When Mya Vaughn, PhD, assistant professor of rehabilitation counseling, studied case management, it was “horrifically boring,” she says. Determined to bring the dull subject matter to life for her students, Vaughn uses case studies and role-play in her classroom. She also incorporates real-world experiences from her work as a counselor in private practice.
At the beginning of the 15-week course, students receive fictional case studies. They build files on their clients throughout the semester, gaining detailed knowledge about the various stages of paperwork required. By the end of the class, students have created complete rehabilitation plans.
“We build in a lot of cultural information and we always give the case study person a diagnosis and a problem,” Vaughn says. “Students are taught to turn those problems into goal statements, and then talk about how they are going to help a client progress through that.”
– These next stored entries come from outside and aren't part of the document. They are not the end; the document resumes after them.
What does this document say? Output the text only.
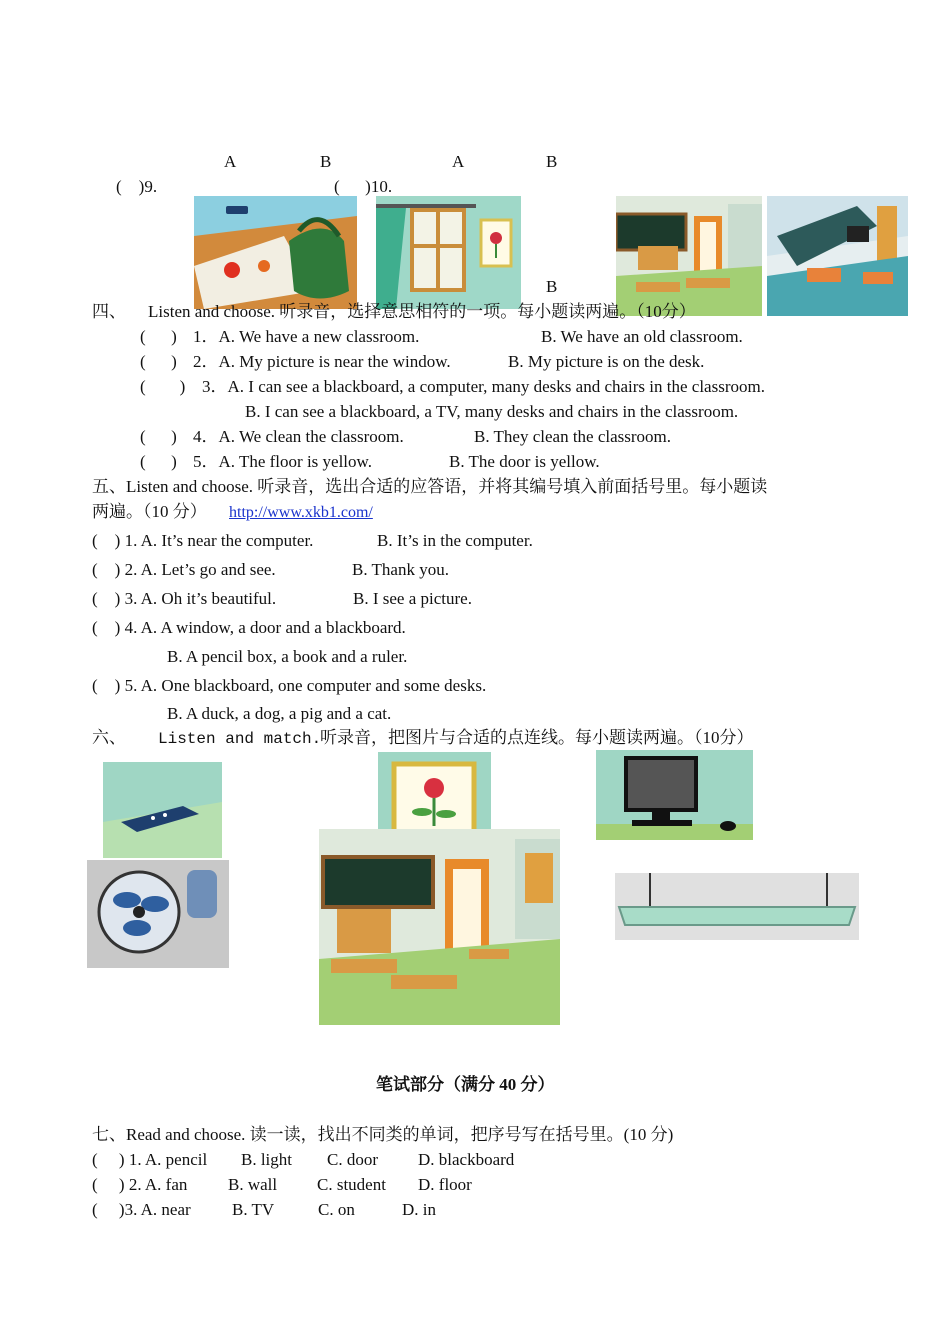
A	B	A	B
(    )9.	(      )10.
B
四、 Listen and choose. 听录音，选择意思相符的一项。每小题读两遍。（10分）
(      ) 1．A. We have a new classroom.	B. We have an old classroom.
(      ) 2．A. My picture is near the window.	B. My picture is on the desk.
(        ) 3．A. I can see a blackboard, a computer, many desks and chairs in the classroom.
B. I can see a blackboard, a TV, many desks and chairs in the classroom.
(      ) 4．A. We clean the classroom.	B. They clean the classroom.
(      ) 5．A. The floor is yellow.	B. The door is yellow.
五、Listen and choose. 听录音，选出合适的应答语，并将其编号填入前面括号里。每小题读
两遍。（10 分） http://www.xkb1.com/
(    ) 1. A. It’s near the computer.	B. It’s in the computer.
(    ) 2. A. Let’s go and see.	B. Thank you.
(    ) 3. A. Oh it’s beautiful.	B. I see a picture.
(    ) 4. A. A window, a door and a blackboard.
B. A pencil box, a book and a ruler.
(    ) 5. A. One blackboard, one computer and some desks.
B. A duck, a dog, a pig and a cat.
六、 Listen and match.
听录音，把图片与合适的点连线。每小题读两遍。（10分）
笔试部分（满分 40 分）
七、Read and choose. 读一读，找出不同类的单词，把序号写在括号里。(10 分)
(     ) 1. A. pencil B. light C. door D. blackboard
(     ) 2. A. fan B. wall C. student D. floor
(     )3. A. near B. TV	C. on	D. in
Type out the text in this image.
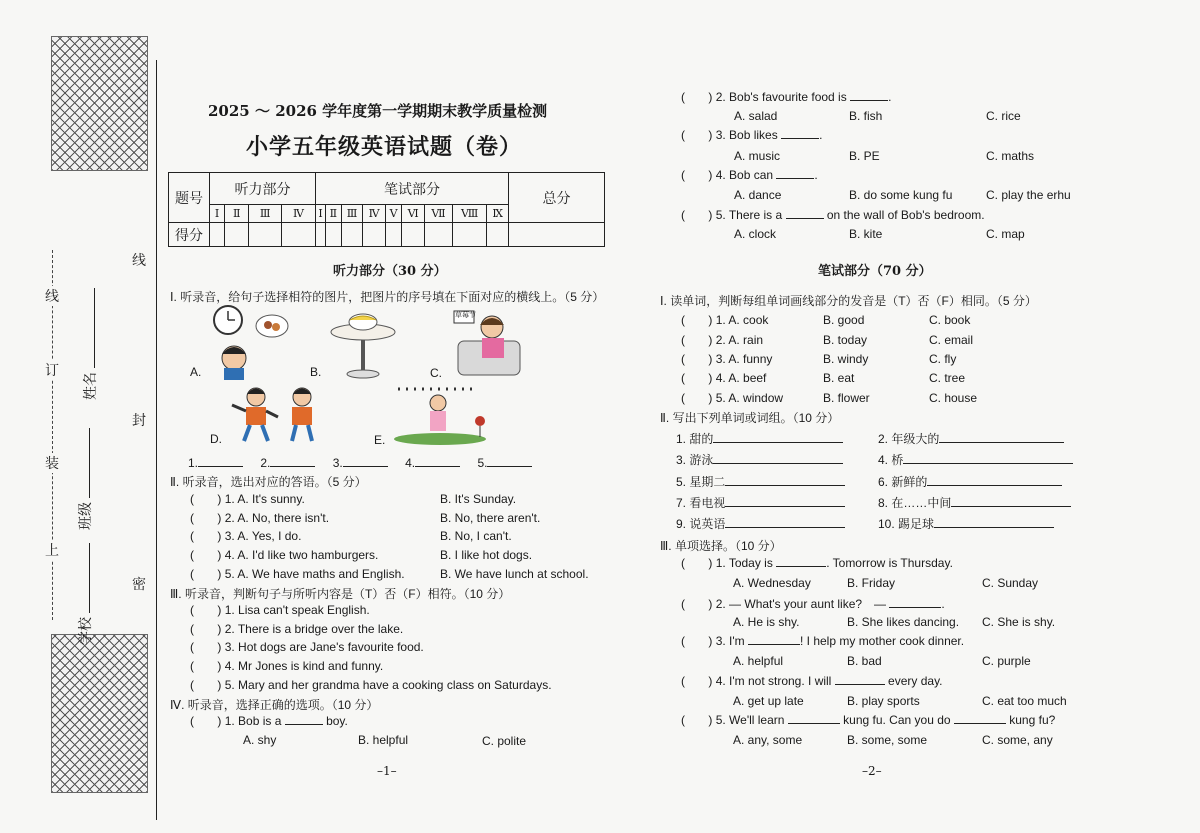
线
订
装
上
线
封
密
姓名
班级
学校
2025 ～ 2026 学年度第一学期期末教学质量检测
小学五年级英语试题（卷）
题号	听力部分				笔试部分									总分
	Ⅰ	Ⅱ	Ⅲ	Ⅳ	Ⅰ	Ⅱ	Ⅲ	Ⅳ	Ⅴ	Ⅵ	Ⅶ	Ⅷ	Ⅸ	
得分														
听力部分（30 分）
Ⅰ. 听录音，给句子选择相符的图片，把图片的序号填在下面对应的横线上。（5 分）
A.	B.
草莓节
C.
D.	E.
1.	2.	3.	4.	5.
Ⅱ. 听录音，选出对应的答语。（5 分）
( ) 1. A. It's sunny.	B. It's Sunday.
( ) 2. A. No, there isn't.	B. No, there aren't.
( ) 3. A. Yes, I do.	B. No, I can't.
( ) 4. A. I'd like two hamburgers.	B. I like hot dogs.
( ) 5. A. We have maths and English.	B. We have lunch at school.
Ⅲ. 听录音，判断句子与所听内容是（T）否（F）相符。（10 分）
( ) 1. Lisa can't speak English.
( ) 2. There is a bridge over the lake.
( ) 3. Hot dogs are Jane's favourite food.
( ) 4. Mr Jones is kind and funny.
( ) 5. Mary and her grandma have a cooking class on Saturdays.
Ⅳ. 听录音，选择正确的选项。（10 分）
( ) 1. Bob is a	boy.
A. shy	B. helpful	C. polite
–1–
( ) 2. Bob's favourite food is	.
A. salad	B. fish	C. rice
( ) 3. Bob likes	.
A. music	B. PE	C. maths
( ) 4. Bob can	.
A. dance	B. do some kung fu	C. play the erhu
( ) 5. There is a	on the wall of Bob's bedroom.
A. clock	B. kite	C. map
笔试部分（70 分）
Ⅰ. 读单词，判断每组单词画线部分的发音是（T）否（F）相同。（5 分）
( ) 1. A. cook	B. good	C. book
( ) 2. A. rain	B. today	C. email
( ) 3. A. funny	B. windy	C. fly
( ) 4. A. beef	B. eat	C. tree
( ) 5. A. window	B. flower	C. house
Ⅱ. 写出下列单词或词组。（10 分）
1. 甜的	2. 年级大的
3. 游泳	4. 桥
5. 星期二	6. 新鲜的
7. 看电视	8. 在……中间
9. 说英语	10. 踢足球
Ⅲ. 单项选择。（10 分）
( ) 1. Today is	. Tomorrow is Thursday.
A. Wednesday	B. Friday	C. Sunday
( ) 2. — What's your aunt like?　—	.
A. He is shy.	B. She likes dancing. C. She is shy.
( ) 3. I'm	! I help my mother cook dinner.
A. helpful	B. bad	C. purple
( ) 4. I'm not strong. I will	every day.
A. get up late	B. play sports	C. eat too much
( ) 5. We'll learn	kung fu. Can you do	kung fu?
A. any, some	B. some, some	C. some, any
–2–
Next year, Vaughn’s paperwork class will get a technology upgrade. With the use of iPads for note taking and treatment research, students will become familiar with data entry documentation.
“A lot of the agencies we work with are moving to software programs,” Vaughn says.
The overall goal of the hands-on course is to help students feel more comfortable working with clients after graduation. Case management students, who are typically juniors and seniors, often work with developmentally disabled children and adults, or people dealing with addiction issues, she says.
Heather Page, a senior rehabilitation services student, has taken several classes with Vaughn. Page is excited about her role as a substance abuse counselor after graduation this May, and feels prepared to meet the challenges.
“In her classes, when we encounter a problem, we discuss it as a class and work it out together,” Page says. “This has helped us when it comes to our practicum and internships. I learned how to accurately apply what we learn in class.”